Establish and build trust. Another foundational element to any successful relationship must be trust, and because of their family-centric, team-oriented nature and desire for close relationships, this holds particularly true for Gen Y’ers. Transparency and follow-through are critical in relating to the Millennial generation, which may not yet be adept at playing politics and still hold the ideal that their team members are working toward group goals.

Take the initiative and show empathy. For the trusting, family-centric Gen Y’ers, making an effort to walk in their shoes shows them that you value them. Quit focusing on what Gen Y is not and start thinking about how to create the right atmosphere, one that capitalizes on their team building, trusting, tech-savvy nature. Then you’ll understand why they do what they do, as well as set an example to be followed.

Embrace a coaching and collaborative approach. Despite the perception that Gen Y’ers want to communicate solely via technology, which is in many ways accurate, when interacting in the workplace they very much desire a coaching and collaborative environment. Be willing to allow for a coaching approach that creates dialogues rather than monologues. Gen Y’ers will not respond well to a “my way or the highway” attitude, nor should they. Again, Gen Y’ers are family-centric and team oriented. Thus, supporting this collaborative environment will work effectively. After all, you have a wealth of knowledge you can share with them. Be willing to make the first move toward collaboration so that they feel safe and ready to receive your wisdom.

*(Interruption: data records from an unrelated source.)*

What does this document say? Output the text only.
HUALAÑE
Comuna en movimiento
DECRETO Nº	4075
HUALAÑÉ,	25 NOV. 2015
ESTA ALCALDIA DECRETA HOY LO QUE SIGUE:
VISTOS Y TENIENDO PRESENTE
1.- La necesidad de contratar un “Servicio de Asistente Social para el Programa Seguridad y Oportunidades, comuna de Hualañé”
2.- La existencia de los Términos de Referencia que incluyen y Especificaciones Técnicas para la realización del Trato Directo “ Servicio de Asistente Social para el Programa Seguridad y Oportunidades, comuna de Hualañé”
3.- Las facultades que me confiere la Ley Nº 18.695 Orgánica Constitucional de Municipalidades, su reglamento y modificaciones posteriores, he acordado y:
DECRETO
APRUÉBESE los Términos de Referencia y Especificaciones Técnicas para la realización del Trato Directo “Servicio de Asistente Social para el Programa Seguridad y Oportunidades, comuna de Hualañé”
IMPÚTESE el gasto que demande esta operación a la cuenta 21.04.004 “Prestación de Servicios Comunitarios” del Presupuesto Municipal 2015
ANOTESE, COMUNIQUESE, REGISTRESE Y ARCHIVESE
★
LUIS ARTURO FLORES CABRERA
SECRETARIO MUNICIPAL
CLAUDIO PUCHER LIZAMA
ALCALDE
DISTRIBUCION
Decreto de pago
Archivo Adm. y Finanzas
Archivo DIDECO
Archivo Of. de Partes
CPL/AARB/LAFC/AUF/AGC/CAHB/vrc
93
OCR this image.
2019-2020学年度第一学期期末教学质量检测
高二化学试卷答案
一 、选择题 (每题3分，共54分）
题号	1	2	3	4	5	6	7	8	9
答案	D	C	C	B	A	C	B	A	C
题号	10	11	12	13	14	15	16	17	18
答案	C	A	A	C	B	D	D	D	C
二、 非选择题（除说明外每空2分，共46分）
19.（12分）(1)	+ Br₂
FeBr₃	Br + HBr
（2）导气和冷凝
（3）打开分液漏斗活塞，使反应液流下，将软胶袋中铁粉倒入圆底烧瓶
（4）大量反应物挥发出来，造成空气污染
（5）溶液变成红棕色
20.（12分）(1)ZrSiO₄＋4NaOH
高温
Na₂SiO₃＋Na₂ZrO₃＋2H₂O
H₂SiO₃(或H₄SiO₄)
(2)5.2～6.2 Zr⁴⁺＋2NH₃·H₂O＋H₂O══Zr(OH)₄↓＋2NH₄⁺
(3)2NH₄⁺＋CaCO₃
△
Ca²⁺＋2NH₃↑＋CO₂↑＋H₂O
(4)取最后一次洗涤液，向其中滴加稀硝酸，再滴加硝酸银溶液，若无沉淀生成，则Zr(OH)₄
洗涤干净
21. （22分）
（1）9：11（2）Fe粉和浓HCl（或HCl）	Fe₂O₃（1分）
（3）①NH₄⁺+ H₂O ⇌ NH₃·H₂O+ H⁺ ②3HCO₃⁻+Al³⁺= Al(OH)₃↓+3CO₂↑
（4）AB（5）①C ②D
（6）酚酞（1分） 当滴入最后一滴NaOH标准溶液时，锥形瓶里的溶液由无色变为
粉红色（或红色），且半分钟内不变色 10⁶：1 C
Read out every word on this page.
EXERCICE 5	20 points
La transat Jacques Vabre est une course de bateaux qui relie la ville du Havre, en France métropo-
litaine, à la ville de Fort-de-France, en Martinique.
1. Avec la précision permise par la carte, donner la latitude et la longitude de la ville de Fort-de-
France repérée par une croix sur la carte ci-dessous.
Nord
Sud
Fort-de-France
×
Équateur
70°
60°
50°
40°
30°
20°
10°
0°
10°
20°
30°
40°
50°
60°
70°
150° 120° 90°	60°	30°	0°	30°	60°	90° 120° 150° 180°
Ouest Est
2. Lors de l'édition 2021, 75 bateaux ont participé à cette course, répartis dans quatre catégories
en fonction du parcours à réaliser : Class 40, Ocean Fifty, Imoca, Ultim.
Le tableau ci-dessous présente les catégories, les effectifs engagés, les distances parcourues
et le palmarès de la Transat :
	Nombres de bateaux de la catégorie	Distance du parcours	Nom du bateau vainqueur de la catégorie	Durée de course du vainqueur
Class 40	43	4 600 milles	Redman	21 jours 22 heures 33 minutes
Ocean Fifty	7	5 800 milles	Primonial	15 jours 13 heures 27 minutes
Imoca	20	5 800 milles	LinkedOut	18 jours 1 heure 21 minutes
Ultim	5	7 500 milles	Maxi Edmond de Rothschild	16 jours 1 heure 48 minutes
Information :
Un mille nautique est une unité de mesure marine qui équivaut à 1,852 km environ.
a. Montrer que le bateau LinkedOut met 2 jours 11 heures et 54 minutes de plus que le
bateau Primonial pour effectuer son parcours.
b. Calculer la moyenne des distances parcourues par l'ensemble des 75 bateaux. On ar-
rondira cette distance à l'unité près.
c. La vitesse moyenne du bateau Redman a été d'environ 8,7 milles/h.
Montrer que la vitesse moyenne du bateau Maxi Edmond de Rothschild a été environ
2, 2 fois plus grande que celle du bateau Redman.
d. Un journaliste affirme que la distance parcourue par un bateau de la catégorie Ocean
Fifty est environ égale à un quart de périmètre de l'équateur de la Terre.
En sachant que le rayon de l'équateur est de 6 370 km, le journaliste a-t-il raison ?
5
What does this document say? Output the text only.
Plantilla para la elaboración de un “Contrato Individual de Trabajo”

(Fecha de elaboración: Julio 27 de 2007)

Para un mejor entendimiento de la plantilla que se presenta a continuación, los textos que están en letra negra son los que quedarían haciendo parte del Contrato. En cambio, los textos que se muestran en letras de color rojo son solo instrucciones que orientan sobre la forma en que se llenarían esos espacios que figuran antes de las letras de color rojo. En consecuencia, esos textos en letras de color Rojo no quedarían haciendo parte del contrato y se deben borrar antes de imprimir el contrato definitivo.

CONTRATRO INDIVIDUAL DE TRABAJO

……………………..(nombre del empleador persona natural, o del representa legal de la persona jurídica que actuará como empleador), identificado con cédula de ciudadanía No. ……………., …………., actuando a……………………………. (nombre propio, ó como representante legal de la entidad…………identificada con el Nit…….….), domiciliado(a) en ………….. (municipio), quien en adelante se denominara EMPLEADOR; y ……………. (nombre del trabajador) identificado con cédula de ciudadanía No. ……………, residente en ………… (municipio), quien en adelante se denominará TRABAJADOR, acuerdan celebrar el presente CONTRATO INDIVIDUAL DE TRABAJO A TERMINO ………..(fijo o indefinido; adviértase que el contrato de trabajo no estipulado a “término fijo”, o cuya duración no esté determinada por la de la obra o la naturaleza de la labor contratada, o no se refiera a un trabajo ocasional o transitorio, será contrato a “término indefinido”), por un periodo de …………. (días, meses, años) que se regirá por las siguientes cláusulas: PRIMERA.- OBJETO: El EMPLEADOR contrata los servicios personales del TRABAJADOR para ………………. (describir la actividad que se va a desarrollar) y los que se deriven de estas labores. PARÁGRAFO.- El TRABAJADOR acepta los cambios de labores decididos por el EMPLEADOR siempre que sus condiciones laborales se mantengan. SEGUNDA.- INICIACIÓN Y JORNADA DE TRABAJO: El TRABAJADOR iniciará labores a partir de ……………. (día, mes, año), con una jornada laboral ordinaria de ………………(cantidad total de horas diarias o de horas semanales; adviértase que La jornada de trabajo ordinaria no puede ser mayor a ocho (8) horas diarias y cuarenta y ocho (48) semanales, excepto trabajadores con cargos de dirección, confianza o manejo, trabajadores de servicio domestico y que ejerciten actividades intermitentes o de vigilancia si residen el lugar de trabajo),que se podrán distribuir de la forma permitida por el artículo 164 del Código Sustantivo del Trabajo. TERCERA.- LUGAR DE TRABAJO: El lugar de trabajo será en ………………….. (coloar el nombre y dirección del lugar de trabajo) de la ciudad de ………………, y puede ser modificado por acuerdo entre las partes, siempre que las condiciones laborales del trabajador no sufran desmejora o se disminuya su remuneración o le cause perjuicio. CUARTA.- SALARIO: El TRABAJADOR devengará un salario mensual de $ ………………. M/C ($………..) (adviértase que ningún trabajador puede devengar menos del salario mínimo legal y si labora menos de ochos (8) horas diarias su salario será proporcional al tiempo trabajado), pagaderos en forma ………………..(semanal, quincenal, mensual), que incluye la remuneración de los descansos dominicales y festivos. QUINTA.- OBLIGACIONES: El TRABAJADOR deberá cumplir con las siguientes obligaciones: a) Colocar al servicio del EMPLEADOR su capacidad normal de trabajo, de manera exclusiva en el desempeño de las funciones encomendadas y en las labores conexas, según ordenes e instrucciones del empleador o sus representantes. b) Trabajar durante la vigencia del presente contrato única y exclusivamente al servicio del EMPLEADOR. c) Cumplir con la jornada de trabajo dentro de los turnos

Listen and ask questions. Asking a new boss thought-provoking questions and listening intently to her answers is a good way to ingratiate yourself with any manager, but this tactic works especially well with the collaborative Millennials, who may be wary of their charges not taking them seriously. Closed-ended questions not only prevent the team from examining its challenges in the necessary depth; they also are off-putting to the ambitious Gen Y’er who tends not to take the “safe” route of perpetuating the corporate world’s status quo.

Be quiet and listen so that you can learn more from these out-of-the-box thinkers. In addition, don’t be put off if they ask, “Why?” often. According to Austin, a Gen Y small business owner who leads many seasoned managers in projects, “We ask ‘Why?’ not to be difficult, but because we truly want to know why.” Don’t be offended; it’s actually a good sign that they are engaged.

Observe and align your approach. As when working with any new boss, the team should observe and align its approach to that person accordingly. Like it or not, the new Gen Y’er steering the ship probably received the promotion for a reason. Likewise, older workers have built a career and have valuable experience. It is critical to depersonalize the differences based on generation and begin understanding the natural motivations and interests of the individual.

Common sense says that a personal approach will resonate better with both parties and help align the communication in their everyday interactions. For example, if you are an aggressive and fast-paced individual and your Gen Y manager is not, do not overwhelm him with your assertiveness. Be more open to the creative ideas and approaches if your Gen Y manager likes risk and change. Once again, you can be the voice of wisdom and reason. Try to be cognizant of your manager’s work style and adapt accordingly.

A bridged gap

Using the above steps will help bridge potential communication gaps between battle-tested veterans and their newly drafted Gen Y managers. The key is to realize that in many ways Gen Y’ers are indeed different, but they also have many of the desires, motivations, and behaviors as do the rest of us.

Be proactive in removing the stigma attached to being a Gen Y’er and recognize the simple fact that you’re dealing with other human beings who happen to have earned their move up the ladder. You’ll develop the path for better relationships, greater sales, improved leadership, and overall improved results.